Cross-session referencing is where the complexity pays for itself. One operator asks about aligning messaging for an upcoming deadline. The agent responds with its own analysis and mentions that the other operator discussed a related strategic shift in their last session. Not a quote. A paraphrase, flagged as cross-session context, relevant to the question being asked. The agent connects dots between two people's working sessions without either person having to relay the information manually.

From the outside, it looks like a single product with two users. It runs on two machines, on two operators' token budgets, and neither operator's usage is constrained by the other's or by ours. The platform hosts six assets and three collections. The operators host everything else.

What you actually have to decide

If you're building an agent that needs to serve more than one person or survive more than one session, these are the decisions that matter.

Where does the imprint live? Instructions in a local file or a vendor textbox can't be versioned, shared, or updated without manual sync. Publish them to a fetchable, versioned surface, even if that surface is just a git repository to start. The bootloader pattern (a thin local file that fetches the real instructions at runtime) works well for this.

What memory survives the session? If nothing persists, every session starts cold. Figure out what's durable (operator preferences, accumulated context, decision history) and put it in structured, persistent storage the agent reads at session start. If the agent serves multiple operators, decide what's shared and what's private before you build. Retrofitting access scopes is painful.

How many instruction assets? One monolith loads everything every session, burns context budget on irrelevant instructions, and forces a full version bump for any change. Decompose by mode or function. Each asset loads only when relevant, versions independently, and keeps the context lean.

What's the recurring interaction? An agent without a ritual is a tool you'll forget about. A weekly review, daily brief, or intake cycle produces the structured data that makes memory useful over time. Design the ritual before you design the memory schema, because the ritual determines what gets stored.

Who runs the model? Hosting inference means your costs scale with usage and you're incentivized to cap capability. If the operator brings their own model, capability becomes their decision, your costs stay flat, and every model price drop is a free upgrade for every operator. This isn't a billing question. It changes what the agent can afford to think about.
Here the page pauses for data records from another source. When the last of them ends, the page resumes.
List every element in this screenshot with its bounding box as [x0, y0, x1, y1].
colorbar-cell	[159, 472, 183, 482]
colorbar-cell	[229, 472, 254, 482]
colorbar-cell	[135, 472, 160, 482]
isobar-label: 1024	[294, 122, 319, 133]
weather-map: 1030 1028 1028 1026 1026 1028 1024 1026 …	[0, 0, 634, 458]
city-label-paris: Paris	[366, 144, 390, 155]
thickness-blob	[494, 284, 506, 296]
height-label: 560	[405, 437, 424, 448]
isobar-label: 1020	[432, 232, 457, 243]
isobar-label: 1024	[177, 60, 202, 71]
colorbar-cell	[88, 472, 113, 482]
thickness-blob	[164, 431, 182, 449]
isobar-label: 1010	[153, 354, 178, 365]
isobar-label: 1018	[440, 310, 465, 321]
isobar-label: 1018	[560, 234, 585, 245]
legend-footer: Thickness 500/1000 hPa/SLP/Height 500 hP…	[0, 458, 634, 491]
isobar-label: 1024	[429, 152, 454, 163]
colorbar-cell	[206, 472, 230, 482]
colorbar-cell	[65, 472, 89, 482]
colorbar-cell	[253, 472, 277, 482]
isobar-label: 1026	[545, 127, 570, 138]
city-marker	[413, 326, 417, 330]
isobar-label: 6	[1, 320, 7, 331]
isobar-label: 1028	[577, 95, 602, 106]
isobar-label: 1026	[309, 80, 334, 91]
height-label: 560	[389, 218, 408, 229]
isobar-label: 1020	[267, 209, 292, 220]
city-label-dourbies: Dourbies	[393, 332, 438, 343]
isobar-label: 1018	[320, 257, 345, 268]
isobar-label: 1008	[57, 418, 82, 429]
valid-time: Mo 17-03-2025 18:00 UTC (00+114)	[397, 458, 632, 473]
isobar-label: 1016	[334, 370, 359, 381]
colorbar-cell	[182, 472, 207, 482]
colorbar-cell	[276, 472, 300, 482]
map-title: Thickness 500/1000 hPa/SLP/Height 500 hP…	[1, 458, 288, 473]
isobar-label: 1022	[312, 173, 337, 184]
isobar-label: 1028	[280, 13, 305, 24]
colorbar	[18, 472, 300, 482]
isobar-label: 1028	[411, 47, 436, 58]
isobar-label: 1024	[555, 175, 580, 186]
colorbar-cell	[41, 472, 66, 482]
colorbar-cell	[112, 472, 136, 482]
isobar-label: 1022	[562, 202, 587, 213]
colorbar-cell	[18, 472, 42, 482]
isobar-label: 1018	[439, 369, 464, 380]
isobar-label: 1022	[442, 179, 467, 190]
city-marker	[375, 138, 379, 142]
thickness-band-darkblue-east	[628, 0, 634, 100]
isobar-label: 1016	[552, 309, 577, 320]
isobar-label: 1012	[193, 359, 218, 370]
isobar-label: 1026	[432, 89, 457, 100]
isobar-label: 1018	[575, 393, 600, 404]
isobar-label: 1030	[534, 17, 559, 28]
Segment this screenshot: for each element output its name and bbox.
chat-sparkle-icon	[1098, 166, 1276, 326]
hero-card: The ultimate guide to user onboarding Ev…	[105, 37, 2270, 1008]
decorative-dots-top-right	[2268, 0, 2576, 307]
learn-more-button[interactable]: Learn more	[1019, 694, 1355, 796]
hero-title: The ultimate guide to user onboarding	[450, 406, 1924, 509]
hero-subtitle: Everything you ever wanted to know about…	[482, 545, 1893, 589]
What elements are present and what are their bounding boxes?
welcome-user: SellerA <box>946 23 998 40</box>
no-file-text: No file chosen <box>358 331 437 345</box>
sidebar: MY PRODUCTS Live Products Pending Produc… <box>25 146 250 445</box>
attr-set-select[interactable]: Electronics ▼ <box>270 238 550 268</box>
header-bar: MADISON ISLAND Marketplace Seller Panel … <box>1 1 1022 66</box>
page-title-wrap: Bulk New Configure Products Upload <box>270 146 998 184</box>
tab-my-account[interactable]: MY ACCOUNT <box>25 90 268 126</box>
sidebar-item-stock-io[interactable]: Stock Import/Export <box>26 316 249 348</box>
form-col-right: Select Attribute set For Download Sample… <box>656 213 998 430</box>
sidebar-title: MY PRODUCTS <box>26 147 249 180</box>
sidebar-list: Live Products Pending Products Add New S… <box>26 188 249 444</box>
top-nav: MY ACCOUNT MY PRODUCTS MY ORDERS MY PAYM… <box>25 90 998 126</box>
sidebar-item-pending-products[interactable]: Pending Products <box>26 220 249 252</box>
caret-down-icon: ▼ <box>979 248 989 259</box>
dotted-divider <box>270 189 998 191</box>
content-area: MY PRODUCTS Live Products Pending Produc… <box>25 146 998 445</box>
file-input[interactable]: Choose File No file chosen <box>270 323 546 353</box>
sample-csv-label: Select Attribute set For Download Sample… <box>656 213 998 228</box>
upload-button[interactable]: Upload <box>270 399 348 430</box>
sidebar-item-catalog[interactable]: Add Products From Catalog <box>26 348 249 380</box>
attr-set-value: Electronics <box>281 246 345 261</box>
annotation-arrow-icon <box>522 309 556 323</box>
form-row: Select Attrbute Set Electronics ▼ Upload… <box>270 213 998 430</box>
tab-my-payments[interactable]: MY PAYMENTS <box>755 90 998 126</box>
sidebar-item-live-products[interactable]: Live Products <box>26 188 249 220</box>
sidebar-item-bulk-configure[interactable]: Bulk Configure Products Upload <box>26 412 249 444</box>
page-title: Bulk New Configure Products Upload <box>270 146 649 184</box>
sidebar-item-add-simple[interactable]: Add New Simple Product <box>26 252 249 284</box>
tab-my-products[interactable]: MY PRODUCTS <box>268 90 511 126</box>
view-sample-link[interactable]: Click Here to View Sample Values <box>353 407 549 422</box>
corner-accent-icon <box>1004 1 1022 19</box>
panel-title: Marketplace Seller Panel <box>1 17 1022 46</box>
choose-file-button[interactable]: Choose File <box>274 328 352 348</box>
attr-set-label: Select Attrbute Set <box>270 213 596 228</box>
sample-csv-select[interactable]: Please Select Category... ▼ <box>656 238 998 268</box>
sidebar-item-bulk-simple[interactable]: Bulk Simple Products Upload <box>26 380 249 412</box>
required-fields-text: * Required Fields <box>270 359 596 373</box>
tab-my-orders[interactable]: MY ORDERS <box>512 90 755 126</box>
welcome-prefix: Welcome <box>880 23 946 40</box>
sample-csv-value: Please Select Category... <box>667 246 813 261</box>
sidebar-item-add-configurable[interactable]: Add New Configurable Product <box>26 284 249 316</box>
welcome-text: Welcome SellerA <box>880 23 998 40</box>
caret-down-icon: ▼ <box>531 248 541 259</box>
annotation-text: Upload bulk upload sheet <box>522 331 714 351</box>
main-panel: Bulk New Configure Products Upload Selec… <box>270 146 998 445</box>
You don't need to ship all five at once. But the ones you defer define the ceiling on what the agent can become, and the ones you get right early compound fastest.


These five decisions are separable, but they point at the same question: does the agent's intelligence live somewhere durable, or does it disappear when the session ends?

Building Chief of Staff pushed us toward durable on every axis. The instructions were the same methodology we'd been running locally for weeks. What changed was everything around them. Memory persisted. Context accumulated across sessions. The agent started connecting information between two people who weren't in the same room. The imprint didn't get smarter. The agent did, because it finally had somewhere to put what it learned.

The instructions are a seed. The memory, the ritual-generated data, the cross-session connections, that's the product. The gap between a mounted agent and a demo with a good system prompt is everything that grows after the first session ends.